BIM, also referred to as BCL2L11 or B-cell chronic lymphocytic leukemia/lymphoma-like 11, is a proapoptotic member of the Bcl-2 family that solely possesses BH3 domains. These domains of the BIM gene are essential for apoptosis triggered by EGFR-TKIs [63][64][65][66][67][81,82,83,84,85]. Since BIM is degraded by ERK signaling, EGFR-TKIs can inhibit the ERK signaling and increase the level of BIM protein, leading to cell apoptosis. The BIM deletion polymorphism involves a 2903 bp fragment removal in the BIM gene’s intron 2, producing an inactive BIM protein variant. This variant is missing the essential BH3 domain, compromising apoptosis related to EGFR-TKIs and leading to inherent primary resistance to these inhibitors [64][82]. This BIM deletion polymorphism is found in 12–16% of EGFR-mutant lung cancer patients [68][69][86,87], especially in East Asian individuals [64][82]

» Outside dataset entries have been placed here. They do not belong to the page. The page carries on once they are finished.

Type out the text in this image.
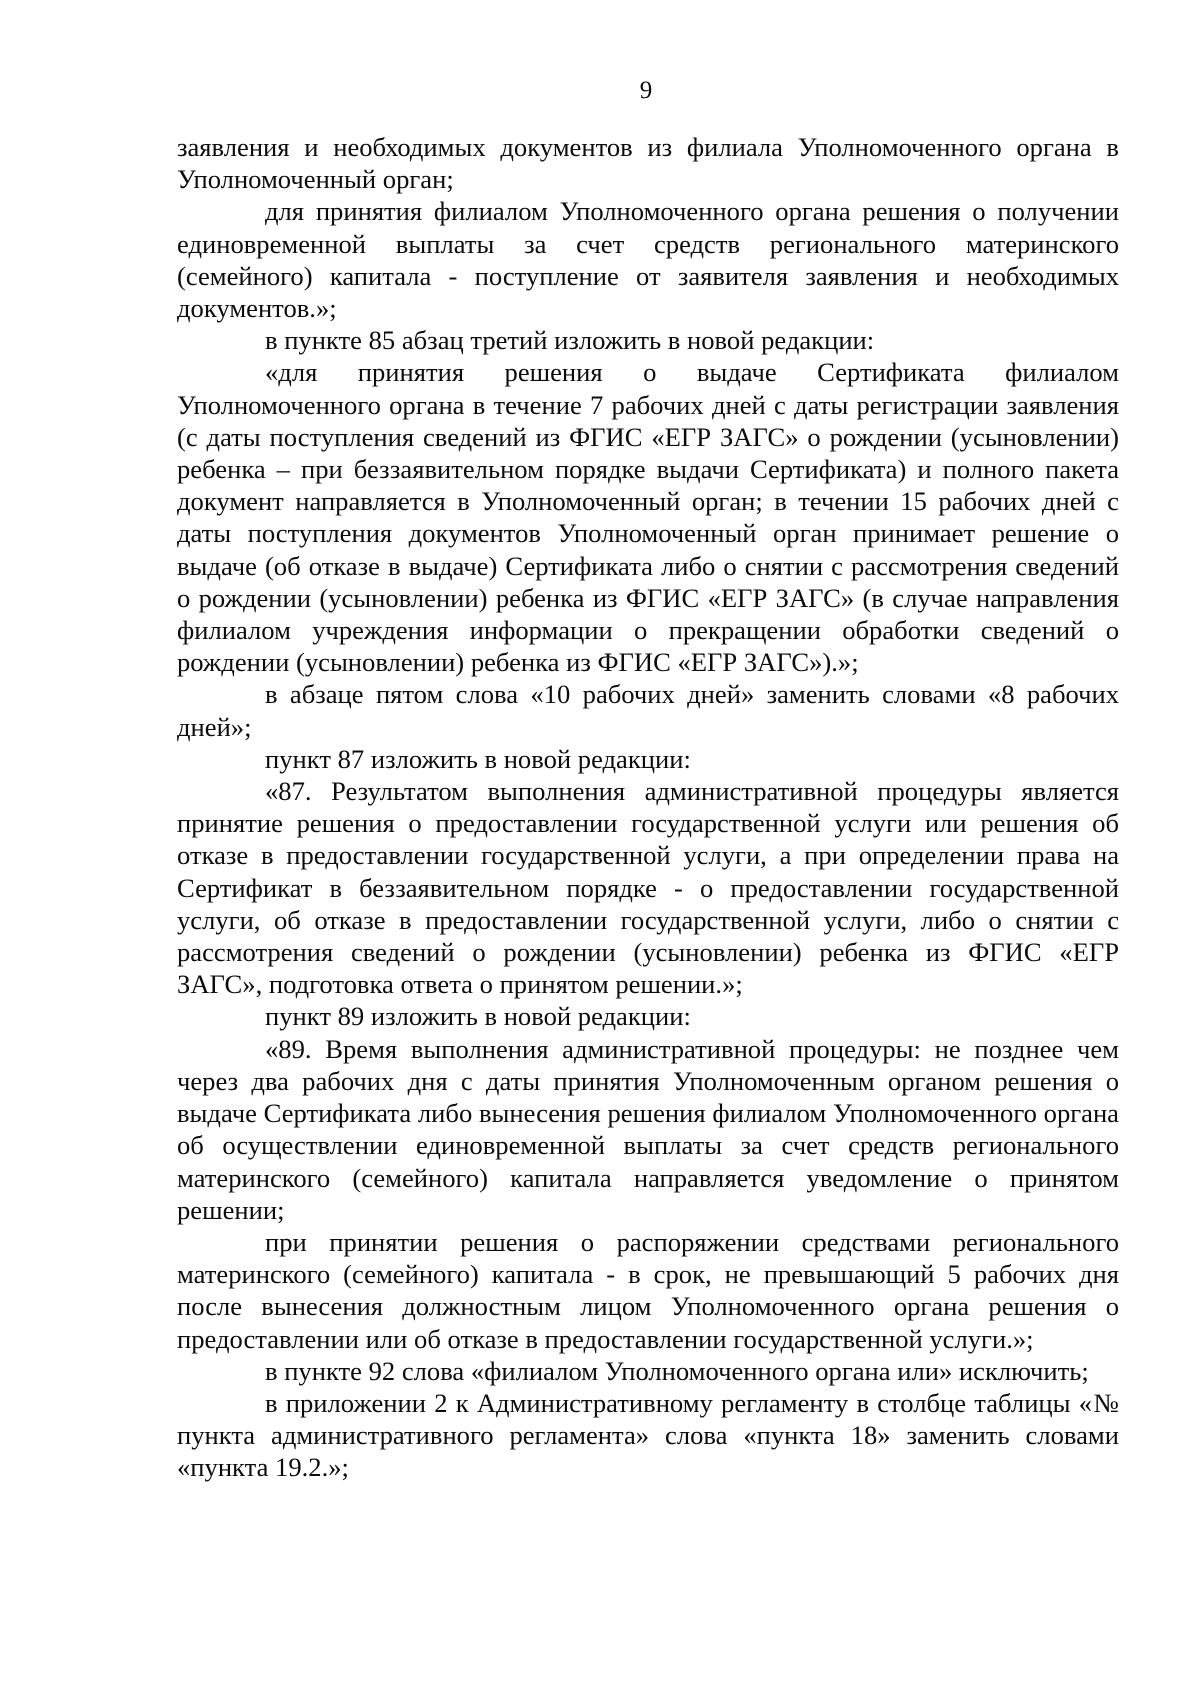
9

заявления и необходимых документов из филиала Уполномоченного органа в Уполномоченный орган;

для принятия филиалом Уполномоченного органа решения о получении единовременной выплаты за счет средств регионального материнского (семейного) капитала - поступление от заявителя заявления и необходимых документов.»;

в пункте 85 абзац третий изложить в новой редакции:

«для принятия решения о выдаче Сертификата филиалом Уполномоченного органа в течение 7 рабочих дней с даты регистрации заявления (с даты поступления сведений из ФГИС «ЕГР ЗАГС» о рождении (усыновлении) ребенка – при беззаявительном порядке выдачи Сертификата) и полного пакета документ направляется в Уполномоченный орган; в течении 15 рабочих дней с даты поступления документов Уполномоченный орган принимает решение о выдаче (об отказе в выдаче) Сертификата либо о снятии с рассмотрения сведений о рождении (усыновлении) ребенка из ФГИС «ЕГР ЗАГС» (в случае направления филиалом учреждения информации о прекращении обработки сведений о рождении (усыновлении) ребенка из ФГИС «ЕГР ЗАГС»).»;

в абзаце пятом слова «10 рабочих дней» заменить словами «8 рабочих дней»;

пункт 87 изложить в новой редакции:

«87. Результатом выполнения административной процедуры является принятие решения о предоставлении государственной услуги или решения об отказе в предоставлении государственной услуги, а при определении права на Сертификат в беззаявительном порядке - о предоставлении государственной услуги, об отказе в предоставлении государственной услуги, либо о снятии с рассмотрения сведений о рождении (усыновлении) ребенка из ФГИС «ЕГР ЗАГС», подготовка ответа о принятом решении.»;

пункт 89 изложить в новой редакции:

«89. Время выполнения административной процедуры: не позднее чем через два рабочих дня с даты принятия Уполномоченным органом решения о выдаче Сертификата либо вынесения решения филиалом Уполномоченного органа об осуществлении единовременной выплаты за счет средств регионального материнского (семейного) капитала направляется уведомление о принятом решении;

при принятии решения о распоряжении средствами регионального материнского (семейного) капитала - в срок, не превышающий 5 рабочих дня после вынесения должностным лицом Уполномоченного органа решения о предоставлении или об отказе в предоставлении государственной услуги.»;

в пункте 92 слова «филиалом Уполномоченного органа или» исключить;

в приложении 2 к Административному регламенту в столбце таблицы «№ пункта административного регламента» слова «пункта 18» заменить словами «пункта 19.2.»;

5. Tumour Microenvironment (TME)

Exposure to drugs impacts the TME, which is linked to primary resistance against EGFR-TKIs. CAFs, a significant component of the TME, are known to contribute to drug resistance by releasing growth factors and chemokines [70][91]. Additionally, TAMs and MDSCs play a crucial role in contributing to primary resistance to EGFR-TKIs. Specifically, MDSCs that are positive for S100A9, capable of differentiating into TAMs, have been linked to a diminished response to EGFR-TKIs in NSCLC patients [71][94]. From a mechanistic perspective, S100A9 enhances ALDH1A1 expression and activates the retinoic acid (RA) signaling pathway, thereby promoting cancer proliferation. Using a pan-RAR antagonist can significantly reduce cancer growth [72][95].

6. Summary

Removing the primary resistance for EGFR-TKIs has become a topic of increasing interest. Previous studies have focused on individual cancer cells, elucidating the acquired resistance mechanisms and investigating the treatment strategies. However, cancer cells interact with the surrounding environment and find another signal pathway for proliferation as a loophole. Tumors can progress on their own and be assisted by the surrounding environment.